Elizabeth shrugged. “I know he was Mr. Marshall’s aide,” she began slowly. “And he told us about how handy it was that he speaks French. But I wonder why Josh would have wanted to go? I mean, he was just a secretary, really, and on a trip that was unsuccessful in many respects. Why would he go? And why would Mr. Jefferson let him go? I thought Josh worked very closely with Mr. Jefferson, so I cannot understand why he would want one of his key people gone for weeks and months?” She tipped her head to one side and looked at her husband.
Sam nodded. “’Tis true, since Mr. Marshall is one of Mr. Jefferson’s chief opponents, it could not have been easy to get Josh included in the delegation.” His twin had not confided any more specifics to him than what Elizabeth had just spoken of. But he, too, had wondered, because he knew his twin, and the gambit just hadn’t seemed like something he would want to do. Plus, whenever he spoke of the Marshall delegation to France, Josh’s tone and manner became strained: Sam thought there was something more, something his twin wasn’t revealing. “Perhaps Mr. Jefferson wanted Josh to go with Marshall,” Sam suggested now.
Elizabeth thought for a moment. “Izzy says that Mr. Jefferson trusts Joshua completely. And he is very close to her, as well,” she added with a confirming nod. “Apparently, Mr.

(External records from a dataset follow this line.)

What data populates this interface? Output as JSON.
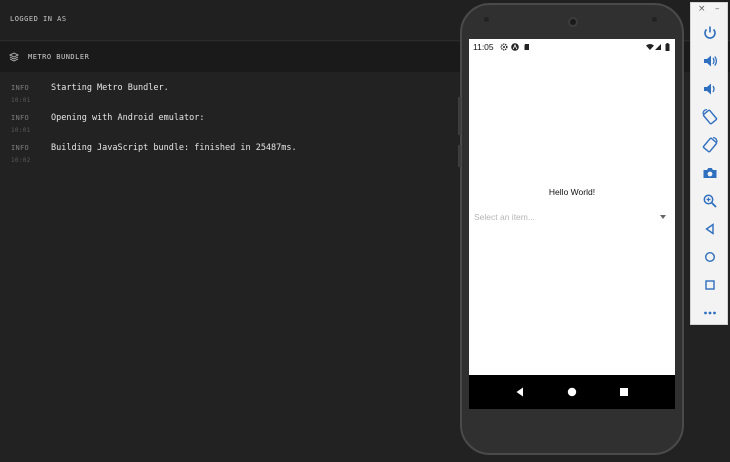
{
  "topbar": {
    "logged_in_label": "LOGGED IN AS"
  },
  "metro": {
    "section_title": "METRO BUNDLER"
  },
  "log_entries": [
    {
      "level": "INFO",
      "timestamp": "10:01",
      "message": "Starting Metro Bundler."
    },
    {
      "level": "INFO",
      "timestamp": "10:01",
      "message": "Opening with Android emulator:"
    },
    {
      "level": "INFO",
      "timestamp": "10:02",
      "message": "Building JavaScript bundle: finished in 25487ms."
    }
  ],
  "phone": {
    "status_time": "11:05",
    "status_icons_left": [
      "gear-icon",
      "app-logo-icon",
      "sd-card-icon"
    ],
    "status_icons_right": [
      "wifi-icon",
      "signal-icon",
      "battery-icon"
    ],
    "hello_text": "Hello World!",
    "picker_placeholder": "Select an item...",
    "nav_buttons": [
      "back-icon",
      "home-icon",
      "recents-icon"
    ]
  },
  "emulator_controls": {
    "window_buttons": {
      "close": "×",
      "minimize": "–"
    },
    "items": [
      "power-icon",
      "volume-up-icon",
      "volume-down-icon",
      "rotate-left-icon",
      "rotate-right-icon",
      "screenshot-icon",
      "zoom-icon",
      "back-icon",
      "home-icon",
      "overview-icon",
      "more-icon"
    ]
  },
  "colors": {
    "background": "#1f1f1f",
    "log_background": "#222222",
    "accent_icon": "#2f6fbf",
    "phone_body": "#303030"
  }
}
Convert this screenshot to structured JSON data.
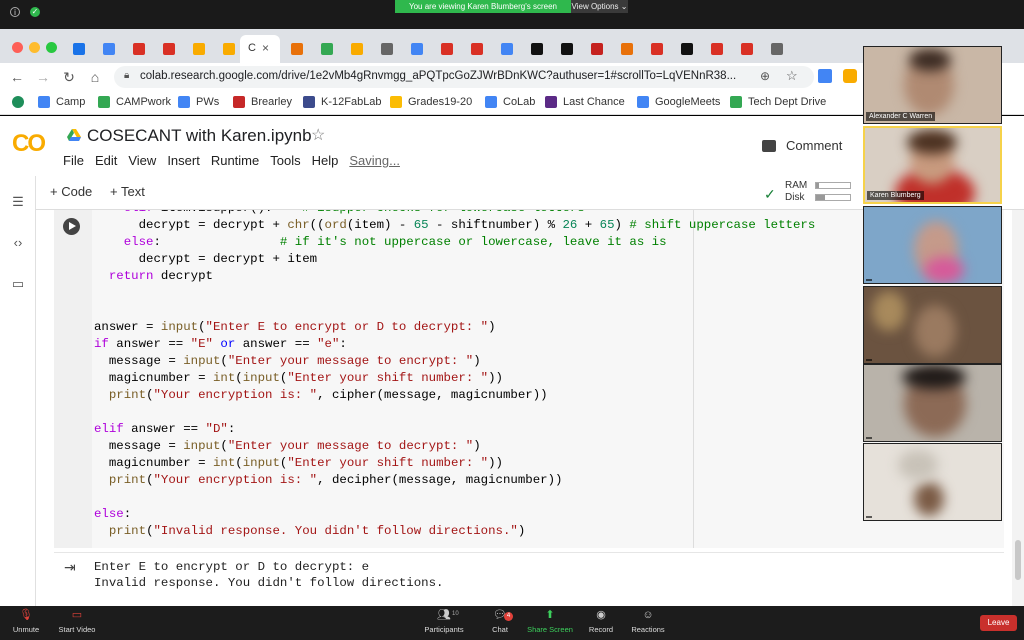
{
  "zoom": {
    "banner": "You are viewing Karen Blumberg's screen",
    "view_options": "View Options ⌄",
    "bottom": {
      "unmute": "Unmute",
      "start_video": "Start Video",
      "participants": "Participants",
      "participants_count": "10",
      "chat": "Chat",
      "chat_badge": "4",
      "share_screen": "Share Screen",
      "record": "Record",
      "reactions": "Reactions",
      "leave": "Leave"
    },
    "participants": [
      {
        "name": "Alexander C Warren"
      },
      {
        "name": "Karen Blumberg"
      },
      {
        "name": ""
      },
      {
        "name": ""
      },
      {
        "name": ""
      },
      {
        "name": ""
      }
    ]
  },
  "browser": {
    "url": "colab.research.google.com/drive/1e2vMb4gRnvmgg_aPQTpcGoZJWrBDnKWC?authuser=1#scrollTo=LqVENnR38...",
    "active_tab_label": "C",
    "bookmarks": [
      {
        "label": "Camp",
        "color": "#4285f4"
      },
      {
        "label": "CAMPwork",
        "color": "#34a853"
      },
      {
        "label": "PWs",
        "color": "#4285f4"
      },
      {
        "label": "Brearley",
        "color": "#c62828"
      },
      {
        "label": "K-12FabLab",
        "color": "#3c4b8c"
      },
      {
        "label": "Grades19-20",
        "color": "#fbbc04"
      },
      {
        "label": "CoLab",
        "color": "#4285f4"
      },
      {
        "label": "Last Chance",
        "color": "#5b2a86"
      },
      {
        "label": "GoogleMeets",
        "color": "#4285f4"
      },
      {
        "label": "Tech Dept Drive",
        "color": "#34a853"
      }
    ]
  },
  "colab": {
    "logo": "CO",
    "title": "COSECANT with Karen.ipynb",
    "menu": [
      "File",
      "Edit",
      "View",
      "Insert",
      "Runtime",
      "Tools",
      "Help"
    ],
    "saving": "Saving...",
    "comment": "Comment",
    "add_code": "+ Code",
    "add_text": "+ Text",
    "ram_label": "RAM",
    "disk_label": "Disk",
    "ram_fill": 0.08,
    "disk_fill": 0.25,
    "output": [
      "Enter E to encrypt or D to decrypt: e",
      "Invalid response. You didn't follow directions."
    ]
  }
}
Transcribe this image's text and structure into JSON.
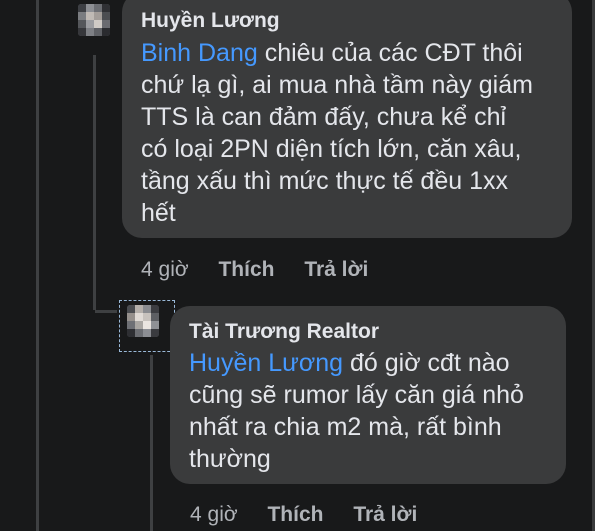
{
  "comments": [
    {
      "author": "Huyền Lương",
      "mention": "Binh Dang",
      "text_lines": [
        " chiêu của các CĐT thôi",
        "chứ lạ gì, ai mua nhà tầm này giám",
        "TTS là can đảm đấy, chưa kể chỉ",
        "có loại 2PN diện tích lớn, căn xâu,",
        "tầng xấu thì mức thực tế đều 1xx",
        "hết"
      ],
      "time": "4 giờ",
      "like_label": "Thích",
      "reply_label": "Trả lời"
    },
    {
      "author": "Tài Trương Realtor",
      "mention": "Huyền Lương",
      "text_lines": [
        " đó giờ cđt nào",
        "cũng sẽ rumor lấy căn giá nhỏ",
        "nhất ra chia m2 mà, rất bình",
        "thường"
      ],
      "time": "4 giờ",
      "like_label": "Thích",
      "reply_label": "Trả lời"
    }
  ],
  "colors": {
    "background": "#18191a",
    "bubble": "#3a3b3c",
    "mention": "#4599ff",
    "meta": "#b0b3b8"
  },
  "icons": [
    "avatar-image",
    "avatar-image"
  ]
}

Jefferson thinks of Izzy like a niece and of Josh rather like a son.”
“Mmmmm…” Sam thought for a moment as he changed his neck cloth and ran a cool piece of toweling over his face. Then he took his hair out of its tie lacing, combed it, and re-tied it. Here in Braintrim Village, few people wore wigs, except the Judge when he was on his bench. But they still followed the older Colonial fashion of small pony tails for men although cropped hair such as Josh sported was beginning to catch on as a fashion.
“It was, as I said, not a very successful mission,” Elizabeth repeated. “And the way President Adams dealt with making the dispatches public, after first trying to keep them a secret…I wonder who gave him that idea? Or the idea to redact the French envoys’ names?” she mused, shaking her head.